The power law of online content

I have been reading Work Rules by Laszlo Bock lately. Chapter 8, dubbed "The Two Tails", addresses the topic of performance repartition across employees. Laszlo observes that though some attributes (such as employee height) are distributed according to a normal repartition, others (such as employee performance) follow a power law:

What's interesting is that I observed the same phenomenon taking place with content I've been posting to various online services. Incidentally, it's also something Paul Graham observed about startup investing:

The two most important things to understand about startup investing, as a business, are (1) that effectively all the returns are concentrated in a few big winners, and (2) that the best ideas look initially like bad ideas.

In startups, the big winners are big to a degree that violates our expectations about variation. I don't know whether these expectations are innate or learned, but whatever the cause, we are just not prepared for the 1000x variation in outcomes that one finds in startup investing.

For instance, my top-viewed answer on Quora (out of 225) has been viewed 4 times as much as my next best one, and close to 20 times as much as my 20th most-viewed answer (note: this graph does not show a power law distribution, it only illustrates the relative audience size for each answer):

It's even worse on Slideshare (though the sample size is much smaller, only 7 presentations), where my top presentation strongly dominates the 6 others (note: same here, this graph does not show a power law distribution, it only illustrates the relative audience size for each presentation):

On a related note, most of the contact & consulting requests I receive come after someone saw that specific presentation. 

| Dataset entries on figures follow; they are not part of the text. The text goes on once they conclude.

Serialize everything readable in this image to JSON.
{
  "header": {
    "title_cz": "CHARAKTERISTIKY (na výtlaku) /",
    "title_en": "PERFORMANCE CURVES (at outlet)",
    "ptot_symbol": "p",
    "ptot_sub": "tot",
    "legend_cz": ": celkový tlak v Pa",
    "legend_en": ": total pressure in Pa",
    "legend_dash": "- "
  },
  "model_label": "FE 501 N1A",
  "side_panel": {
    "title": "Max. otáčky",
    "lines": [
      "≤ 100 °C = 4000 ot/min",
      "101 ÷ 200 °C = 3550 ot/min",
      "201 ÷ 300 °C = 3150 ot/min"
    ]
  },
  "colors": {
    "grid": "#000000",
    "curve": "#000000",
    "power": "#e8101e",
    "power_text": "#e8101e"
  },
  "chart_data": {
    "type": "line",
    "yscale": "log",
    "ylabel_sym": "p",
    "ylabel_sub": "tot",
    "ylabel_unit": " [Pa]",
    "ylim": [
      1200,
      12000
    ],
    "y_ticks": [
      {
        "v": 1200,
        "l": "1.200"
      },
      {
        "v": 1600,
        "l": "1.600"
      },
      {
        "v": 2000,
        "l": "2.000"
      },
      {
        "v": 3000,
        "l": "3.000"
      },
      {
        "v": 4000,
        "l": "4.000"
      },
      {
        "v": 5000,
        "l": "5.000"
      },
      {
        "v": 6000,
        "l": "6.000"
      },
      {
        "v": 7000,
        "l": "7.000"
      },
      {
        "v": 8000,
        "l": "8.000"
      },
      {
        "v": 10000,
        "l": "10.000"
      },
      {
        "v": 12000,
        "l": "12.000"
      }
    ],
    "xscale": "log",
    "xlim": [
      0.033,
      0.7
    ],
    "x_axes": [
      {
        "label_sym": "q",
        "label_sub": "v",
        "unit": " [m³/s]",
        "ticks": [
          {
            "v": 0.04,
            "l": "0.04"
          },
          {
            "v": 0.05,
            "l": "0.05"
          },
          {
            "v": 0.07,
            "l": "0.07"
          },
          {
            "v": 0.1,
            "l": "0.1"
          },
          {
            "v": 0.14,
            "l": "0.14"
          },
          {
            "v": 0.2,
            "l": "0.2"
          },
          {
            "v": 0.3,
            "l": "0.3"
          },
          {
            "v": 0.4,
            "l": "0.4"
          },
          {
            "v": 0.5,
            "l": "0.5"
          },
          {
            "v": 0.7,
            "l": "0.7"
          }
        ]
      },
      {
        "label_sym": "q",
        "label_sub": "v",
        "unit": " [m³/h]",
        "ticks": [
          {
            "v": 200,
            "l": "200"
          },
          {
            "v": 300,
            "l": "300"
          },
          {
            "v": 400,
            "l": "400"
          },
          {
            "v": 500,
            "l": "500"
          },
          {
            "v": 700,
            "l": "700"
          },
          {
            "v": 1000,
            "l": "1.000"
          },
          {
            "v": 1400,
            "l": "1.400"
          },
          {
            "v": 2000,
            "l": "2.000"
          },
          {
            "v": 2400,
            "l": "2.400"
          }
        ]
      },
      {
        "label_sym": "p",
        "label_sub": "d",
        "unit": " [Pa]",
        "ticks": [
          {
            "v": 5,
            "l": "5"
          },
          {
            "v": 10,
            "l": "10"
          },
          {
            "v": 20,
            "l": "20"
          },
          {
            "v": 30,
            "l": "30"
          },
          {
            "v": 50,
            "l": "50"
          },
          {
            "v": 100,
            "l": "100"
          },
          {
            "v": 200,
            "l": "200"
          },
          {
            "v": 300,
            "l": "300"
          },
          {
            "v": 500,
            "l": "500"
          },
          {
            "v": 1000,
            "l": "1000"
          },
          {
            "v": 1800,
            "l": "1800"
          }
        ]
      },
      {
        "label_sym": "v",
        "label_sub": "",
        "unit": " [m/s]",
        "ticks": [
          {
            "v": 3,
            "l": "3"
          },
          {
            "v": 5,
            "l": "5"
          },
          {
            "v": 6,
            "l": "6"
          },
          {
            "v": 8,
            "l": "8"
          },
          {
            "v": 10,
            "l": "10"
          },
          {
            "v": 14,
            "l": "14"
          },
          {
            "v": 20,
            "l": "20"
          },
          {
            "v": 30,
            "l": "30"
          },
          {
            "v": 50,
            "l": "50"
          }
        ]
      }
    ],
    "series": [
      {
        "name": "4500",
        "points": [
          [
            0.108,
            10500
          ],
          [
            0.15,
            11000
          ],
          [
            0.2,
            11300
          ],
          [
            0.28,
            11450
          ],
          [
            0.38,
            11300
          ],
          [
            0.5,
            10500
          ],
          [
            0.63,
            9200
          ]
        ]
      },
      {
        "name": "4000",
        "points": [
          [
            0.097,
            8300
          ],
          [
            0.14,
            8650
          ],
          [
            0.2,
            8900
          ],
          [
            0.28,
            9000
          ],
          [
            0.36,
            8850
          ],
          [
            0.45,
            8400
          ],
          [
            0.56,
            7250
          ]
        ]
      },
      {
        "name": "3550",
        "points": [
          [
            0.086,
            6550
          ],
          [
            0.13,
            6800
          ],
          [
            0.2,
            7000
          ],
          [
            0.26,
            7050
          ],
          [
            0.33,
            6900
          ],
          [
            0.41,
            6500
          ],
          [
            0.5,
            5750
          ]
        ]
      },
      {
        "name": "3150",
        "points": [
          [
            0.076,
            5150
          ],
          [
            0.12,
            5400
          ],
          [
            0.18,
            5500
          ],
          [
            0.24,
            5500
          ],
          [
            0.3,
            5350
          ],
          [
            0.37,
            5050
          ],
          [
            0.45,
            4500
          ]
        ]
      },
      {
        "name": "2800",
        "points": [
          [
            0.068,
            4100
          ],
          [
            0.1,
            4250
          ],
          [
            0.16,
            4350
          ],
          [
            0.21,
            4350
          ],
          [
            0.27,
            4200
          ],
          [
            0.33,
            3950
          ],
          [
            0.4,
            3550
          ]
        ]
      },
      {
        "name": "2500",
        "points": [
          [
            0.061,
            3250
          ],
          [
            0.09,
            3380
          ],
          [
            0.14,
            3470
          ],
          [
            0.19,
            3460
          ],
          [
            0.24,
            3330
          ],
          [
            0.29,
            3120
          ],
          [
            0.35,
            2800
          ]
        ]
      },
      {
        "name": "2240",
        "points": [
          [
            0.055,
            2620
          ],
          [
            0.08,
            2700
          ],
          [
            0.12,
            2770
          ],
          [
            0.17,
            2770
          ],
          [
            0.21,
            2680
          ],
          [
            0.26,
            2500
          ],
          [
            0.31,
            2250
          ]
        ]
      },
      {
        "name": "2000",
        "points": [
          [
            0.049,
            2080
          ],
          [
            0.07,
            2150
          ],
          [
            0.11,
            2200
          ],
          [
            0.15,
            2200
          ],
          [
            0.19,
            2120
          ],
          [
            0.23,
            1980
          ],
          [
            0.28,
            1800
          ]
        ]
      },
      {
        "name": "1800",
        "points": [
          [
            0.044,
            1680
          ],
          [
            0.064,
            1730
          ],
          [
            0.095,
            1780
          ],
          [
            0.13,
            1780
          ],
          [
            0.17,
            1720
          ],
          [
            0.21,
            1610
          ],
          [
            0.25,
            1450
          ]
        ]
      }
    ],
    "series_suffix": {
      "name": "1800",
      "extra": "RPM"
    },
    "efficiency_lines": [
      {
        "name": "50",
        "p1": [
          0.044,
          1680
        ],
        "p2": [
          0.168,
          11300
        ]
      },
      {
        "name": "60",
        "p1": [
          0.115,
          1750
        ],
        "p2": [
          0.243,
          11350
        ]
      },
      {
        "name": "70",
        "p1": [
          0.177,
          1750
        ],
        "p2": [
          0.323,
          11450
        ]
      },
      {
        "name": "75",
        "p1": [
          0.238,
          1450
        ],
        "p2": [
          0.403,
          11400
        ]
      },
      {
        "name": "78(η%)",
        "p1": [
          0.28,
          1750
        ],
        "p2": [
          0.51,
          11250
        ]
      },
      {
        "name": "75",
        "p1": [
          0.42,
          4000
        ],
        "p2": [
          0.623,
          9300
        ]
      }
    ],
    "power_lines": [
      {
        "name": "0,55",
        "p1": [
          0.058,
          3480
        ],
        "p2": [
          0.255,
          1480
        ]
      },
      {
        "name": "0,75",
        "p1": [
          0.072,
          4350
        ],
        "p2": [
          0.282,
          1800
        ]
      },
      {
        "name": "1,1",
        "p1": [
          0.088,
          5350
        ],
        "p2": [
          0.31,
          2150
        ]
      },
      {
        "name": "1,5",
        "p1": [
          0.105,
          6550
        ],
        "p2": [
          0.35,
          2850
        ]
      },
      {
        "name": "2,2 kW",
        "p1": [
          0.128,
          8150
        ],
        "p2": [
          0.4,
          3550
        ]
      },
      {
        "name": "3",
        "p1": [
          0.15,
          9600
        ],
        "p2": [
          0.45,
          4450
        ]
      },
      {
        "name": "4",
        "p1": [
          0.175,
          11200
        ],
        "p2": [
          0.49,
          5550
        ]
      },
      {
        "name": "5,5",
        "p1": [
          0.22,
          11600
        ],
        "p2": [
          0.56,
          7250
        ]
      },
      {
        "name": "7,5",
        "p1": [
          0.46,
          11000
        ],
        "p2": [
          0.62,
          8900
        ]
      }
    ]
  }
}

What I find particularly enlightening is that I would most likely not have been able to predict in advance that a specific piece of content would resonate so much more than most others. In addition to this, online content can take a life of its own a long time after it was initially published. Case in point: my top Quora answer started getting a lot of views 18 months after I initially wrote it.

In "Traction", Nikhil Sethi shares an interesting piece of wisdom related to this:

Said differently, if you're trying to build an audience, it's important to publish new things on a regular basis, but also to invest as much as possible in your winners, since those are the pieces of content that are going to have the greatest ROI for you. That's counter-intuitive to most people. Says Paul Graham:

To succeed in a domain that violates your intuitions, you need to be able to turn them off the way a pilot does when flying through clouds. You need to do what you know intellectually to be right, even though it feels wrong.

Not all pieces of online content are born equal. Act accordingly!